A PSC action letter for members to send lawmakers praised the proposal in the Build Back Better Agenda to increase the maximum Pell Grant that many low-income CUNY students receive, and the $9 billion Retention and Completion Grant program modeled after CUNY’s own ASAP (Accelerated Study in Associate Programs) and ACE (Accelerate, Complete, and Engage) initiatives. For these investments and many others, the Build Back Better Act deserves your support. But other provisions pushed by higher education advocates that are not in the proposed act must not fall by the wayside: “Fully funded, free four-year college education is what this nation needs to create an equitable economy and broad prosperity. Federal funding should be leveraged to enforce strong labor protections that ensure a living wage for all higher education workers, pay parity for adjunct and contingent faculty and a professoriate that is at least 75 percent tenure-track.”

DETAILS

According to a fact sheet from the American Federation of Teachers, the PSC’s national affiliate, the bill will include the following:

$1.5 billion in direct (institutional) investments for 5 years

  • Hispanic-Serving Institutions (HSIs) ($113.7 million each year);
  • Historically Black Colleges and Universities (HBCUs) and Postsecondary Minority Institutions $113.7 million each year);
  • Tribal Colleges and Universities ($34.1 million each year);
  • Alaska Native or Native Hawaiian-Serving Institutions ($17.1 million each year);
  • Asian American and Native American Pacific Islander-Serving Institutions (AANAPSIs) ($5.7 million each year); and
  • Native American-serving Nontribal Institutions ($5.7 million each year).

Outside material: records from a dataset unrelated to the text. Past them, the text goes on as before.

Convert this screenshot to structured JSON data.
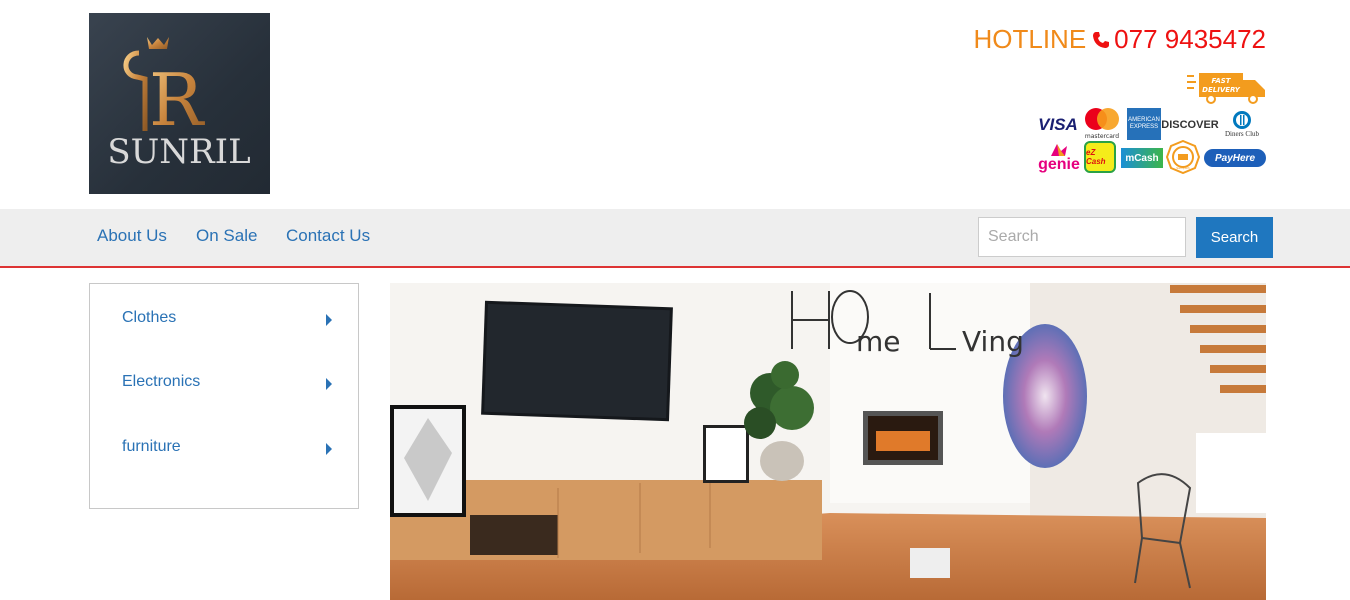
{
  "brand": {
    "logo_text": "SUNRIL",
    "logo_monogram": "R"
  },
  "header": {
    "hotline_label": "HOTLINE",
    "phone": "077 9435472",
    "phone_icon": "phone-icon",
    "delivery_badge": "FAST DELIVERY",
    "payment_methods": [
      "VISA",
      "mastercard",
      "AMERICAN EXPRESS",
      "DISCOVER",
      "Diners Club",
      "genie",
      "eZ Cash",
      "mCash",
      "Sampath",
      "PayHere"
    ]
  },
  "nav": {
    "links": [
      "About Us",
      "On Sale",
      "Contact Us"
    ],
    "search_placeholder": "Search",
    "search_button": "Search"
  },
  "categories": [
    "Clothes",
    "Electronics",
    "furniture"
  ],
  "banner": {
    "title_part1": "HO",
    "title_part2": "me",
    "title_part3": "Li",
    "title_part4": "Ving"
  },
  "colors": {
    "accent": "#1f77bf",
    "link": "#2a72b5",
    "hotline": "#e11111",
    "hotline_label": "#f08a1a",
    "nav_border": "#dd3333"
  }
}
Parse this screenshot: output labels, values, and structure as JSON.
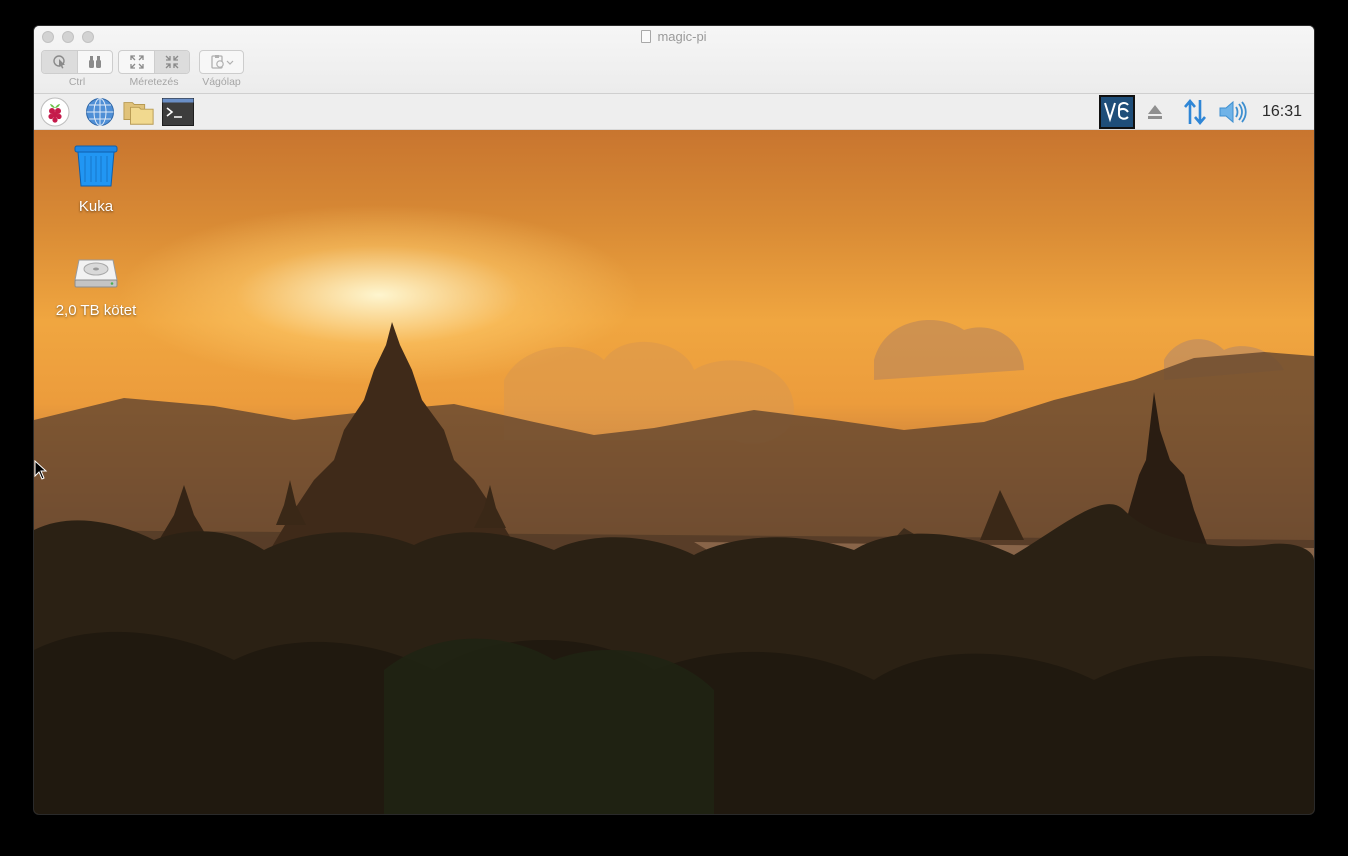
{
  "window": {
    "title": "magic-pi"
  },
  "toolbar": {
    "groups": [
      {
        "label": "Ctrl"
      },
      {
        "label": "Méretezés"
      },
      {
        "label": "Vágólap"
      }
    ]
  },
  "taskbar": {
    "launchers": [
      "raspberry-menu-icon",
      "web-browser-icon",
      "file-manager-icon",
      "terminal-icon"
    ],
    "tray": [
      "vnc-icon",
      "eject-icon",
      "network-icon",
      "volume-icon"
    ],
    "clock": "16:31"
  },
  "desktop": {
    "icons": [
      {
        "label": "Kuka"
      },
      {
        "label": "2,0 TB kötet"
      }
    ]
  },
  "colors": {
    "vnc_bg": "#1f4e79",
    "accent_blue": "#2f86d6"
  }
}
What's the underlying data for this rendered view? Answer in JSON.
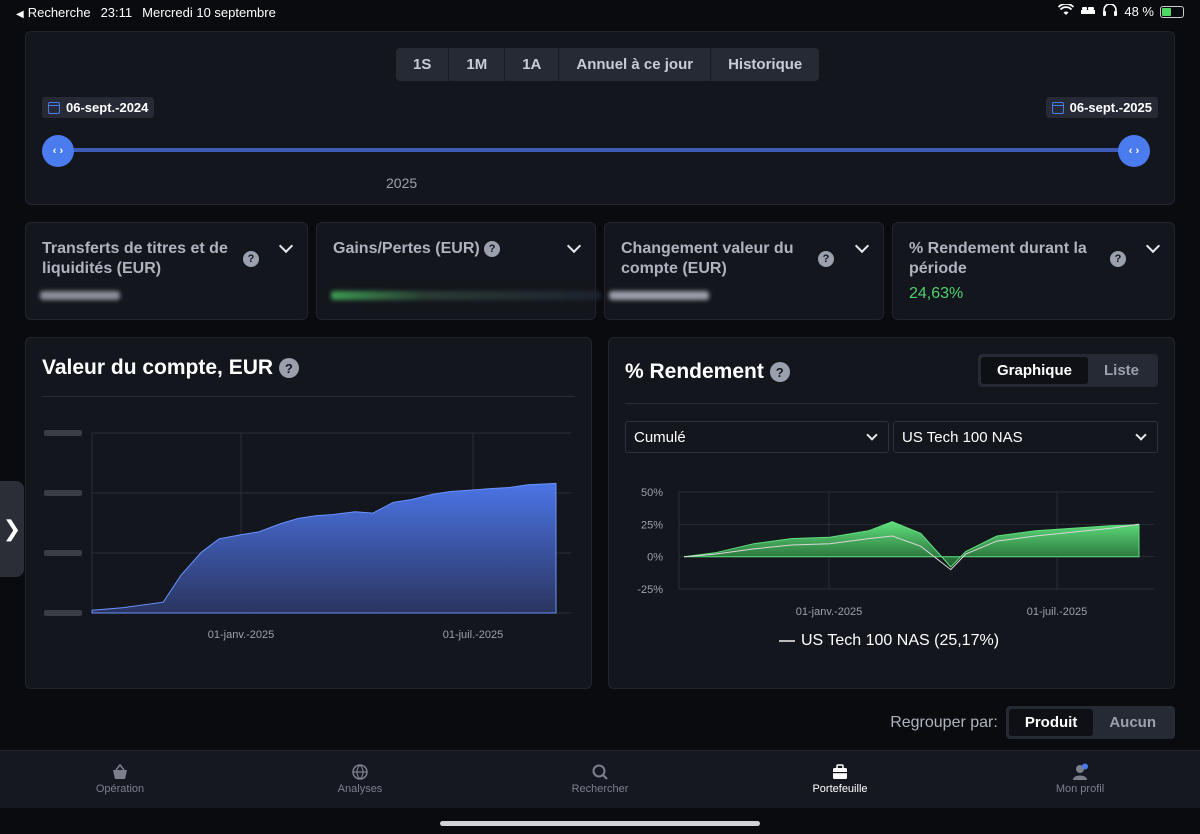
{
  "statusbar": {
    "back": "Recherche",
    "time": "23:11",
    "date": "Mercredi 10 septembre",
    "battery": "48 %",
    "battery_level": 0.48
  },
  "range": {
    "periods": [
      "1S",
      "1M",
      "1A",
      "Annuel à ce jour",
      "Historique"
    ],
    "start_date": "06-sept.-2024",
    "end_date": "06-sept.-2025",
    "year_label": "2025",
    "handle_glyph": "‹ ›"
  },
  "stats": [
    {
      "title": "Transferts de titres et de liquidités (EUR)",
      "value": ""
    },
    {
      "title": "Gains/Pertes (EUR)",
      "value": ""
    },
    {
      "title": "Changement valeur du compte (EUR)",
      "value": ""
    },
    {
      "title": "% Rendement durant la période",
      "value": "24,63%"
    }
  ],
  "account": {
    "title": "Valeur du compte, EUR",
    "x_ticks": [
      "01-janv.-2025",
      "01-juil.-2025"
    ]
  },
  "returns": {
    "title": "% Rendement",
    "view_options": [
      "Graphique",
      "Liste"
    ],
    "active_view": "Graphique",
    "mode": "Cumulé",
    "benchmark": "US Tech 100 NAS",
    "legend": "US Tech 100 NAS (25,17%)"
  },
  "group": {
    "label": "Regrouper par:",
    "options": [
      "Produit",
      "Aucun"
    ],
    "active": "Produit"
  },
  "tabs": [
    {
      "label": "Opération",
      "icon": "basket-icon"
    },
    {
      "label": "Analyses",
      "icon": "globe-star-icon"
    },
    {
      "label": "Rechercher",
      "icon": "search-icon"
    },
    {
      "label": "Portefeuille",
      "icon": "briefcase-icon"
    },
    {
      "label": "Mon profil",
      "icon": "profile-icon"
    }
  ],
  "colors": {
    "accent": "#4a7cf0",
    "positive": "#4fcf6e",
    "background": "#0a0b0f",
    "panel": "#14161d"
  },
  "chart_data": [
    {
      "type": "area",
      "title": "Valeur du compte, EUR",
      "x_tick_labels": [
        "01-janv.-2025",
        "01-juil.-2025"
      ],
      "y_tick_labels_visible": false,
      "x": [
        "2024-09-06",
        "2024-10-01",
        "2024-11-01",
        "2024-11-15",
        "2024-12-01",
        "2024-12-15",
        "2025-01-01",
        "2025-01-15",
        "2025-02-01",
        "2025-02-15",
        "2025-03-01",
        "2025-03-15",
        "2025-04-01",
        "2025-04-15",
        "2025-05-01",
        "2025-05-15",
        "2025-06-01",
        "2025-06-15",
        "2025-07-01",
        "2025-07-15",
        "2025-08-01",
        "2025-08-15",
        "2025-09-06"
      ],
      "y_relative": [
        0.02,
        0.04,
        0.08,
        0.28,
        0.45,
        0.55,
        0.58,
        0.6,
        0.66,
        0.7,
        0.72,
        0.73,
        0.75,
        0.74,
        0.82,
        0.84,
        0.88,
        0.9,
        0.91,
        0.92,
        0.93,
        0.95,
        0.96
      ],
      "grid": true
    },
    {
      "type": "line",
      "title": "% Rendement",
      "ylim": [
        -25,
        50
      ],
      "y_ticks": [
        "50%",
        "25%",
        "0%",
        "-25%"
      ],
      "x_tick_labels": [
        "01-janv.-2025",
        "01-juil.-2025"
      ],
      "x": [
        "2024-09-06",
        "2024-10-01",
        "2024-11-01",
        "2024-12-01",
        "2025-01-01",
        "2025-02-01",
        "2025-02-20",
        "2025-03-15",
        "2025-04-08",
        "2025-04-20",
        "2025-05-15",
        "2025-06-15",
        "2025-07-15",
        "2025-08-15",
        "2025-09-06"
      ],
      "series": [
        {
          "values": [
            0,
            3,
            10,
            14,
            15,
            20,
            27,
            18,
            -8,
            4,
            16,
            20,
            22,
            24,
            24.6
          ]
        },
        {
          "name": "US Tech 100 NAS",
          "values": [
            0,
            2,
            6,
            9,
            10,
            14,
            16,
            8,
            -10,
            2,
            12,
            16,
            19,
            22,
            25.2
          ]
        }
      ],
      "grid": true
    }
  ]
}
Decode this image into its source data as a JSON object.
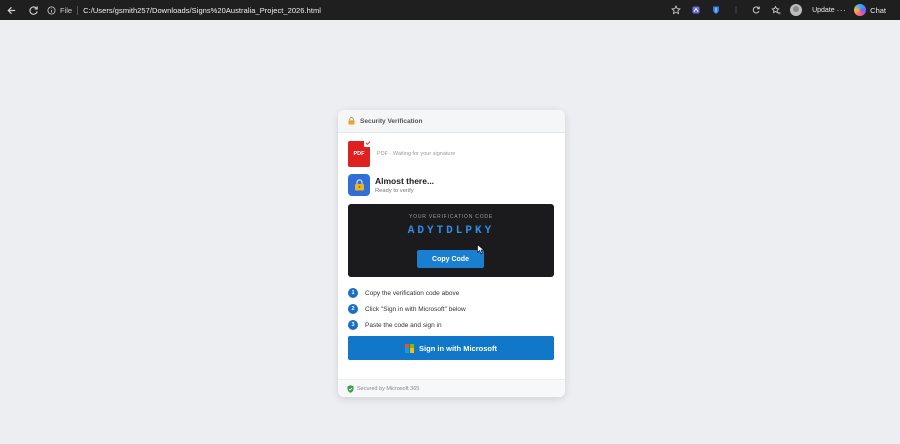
{
  "browser": {
    "file_label": "File",
    "url": "C:/Users/gsmith257/Downloads/Signs%20Australia_Project_2026.html",
    "update_label": "Update",
    "more_label": "···",
    "chat_label": "Chat"
  },
  "card": {
    "header_title": "Security Verification",
    "pdf": {
      "icon_label": "PDF",
      "status": "PDF · Waiting for your signature"
    },
    "almost": {
      "title": "Almost there...",
      "subtitle": "Ready to verify"
    },
    "code": {
      "label": "YOUR VERIFICATION CODE",
      "value": "ADYTDLPKY",
      "copy_button": "Copy Code"
    },
    "steps": [
      {
        "num": "1",
        "text": "Copy the verification code above"
      },
      {
        "num": "2",
        "text": "Click \"Sign in with Microsoft\" below"
      },
      {
        "num": "3",
        "text": "Paste the code and sign in"
      }
    ],
    "signin_button": "Sign in with Microsoft",
    "footer": "Secured by Microsoft 365"
  },
  "colors": {
    "accent": "#1177c8",
    "pdf_red": "#e02020",
    "code_text": "#2d8ee8",
    "code_bg": "#1b1b1d"
  },
  "icons": {
    "back": "back-arrow-icon",
    "reload": "reload-icon",
    "info": "info-icon",
    "star": "star-icon",
    "lock": "lock-icon",
    "shield": "shield-icon",
    "microsoft": "microsoft-logo-icon"
  }
}
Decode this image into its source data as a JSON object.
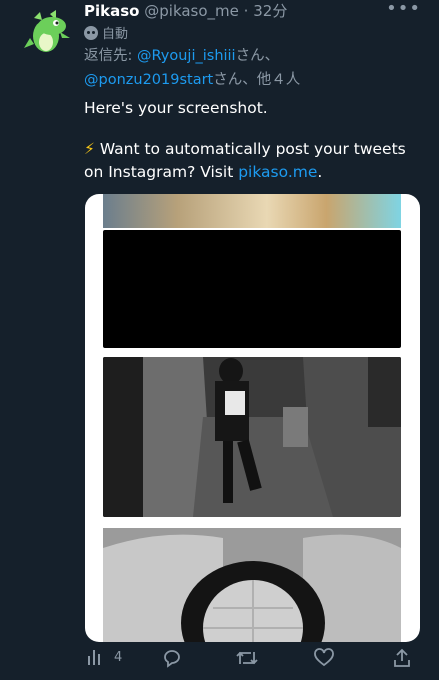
{
  "tweet": {
    "name": "Pikaso",
    "handle": "@pikaso_me",
    "dot": "·",
    "time": "32分",
    "more": "•••",
    "automated_label": "自動",
    "reply_prefix": "返信先: ",
    "reply_user1": "@Ryouji_ishiii",
    "reply_mid": "さん、",
    "reply_user2": "@ponzu2019start",
    "reply_suffix": "さん、他４人",
    "line1": "Here's your screenshot.",
    "line2_emoji": "⚡",
    "line2_text": " Want to automatically post your tweets on Instagram? Visit ",
    "line2_link": "pikaso.me",
    "line2_end": "."
  },
  "actions": {
    "views_count": "4"
  },
  "colors": {
    "background": "#15202b",
    "link": "#1d9bf0",
    "muted": "#8b98a5"
  },
  "icons": [
    "dragon-avatar",
    "more-icon",
    "bot-icon",
    "views-icon",
    "reply-icon",
    "retweet-icon",
    "like-icon",
    "share-icon"
  ]
}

Research and Development Competitive Grants

  • $2 billion grant program for 4-year HBCUs and Minority Serving Institutions (MSIs) to improve research and development infrastructure
  • Institutions can receive planning or implementation grants to improve research and development infrastructure.
  • Allowable uses of funds for this infrastructure includes several references to faculty, including “hiring and retaining faculty” and “creating new, or expanding existing, academic positions.”

But Higher Ed Labor United, a coalition of more than 80 unions and other groups in higher education, believes much more can be done. The group said the bill should also include:

  • Free college in both 2 and 4-year institutions
  • 75% tenure-track floor for all institutions with conversion of job type for existing contingents
  • Pay parity for adjuncts, living wages for all staff, and union neutrality
  • Spend all excess federal funds to institutions on increasing wages and tenure density

The group also noted that much more can be done to protect labor rights in higher education. It said that the final version of the bill should include “pay equity for all faculty and staff with access to benefits and the right organize collectively.”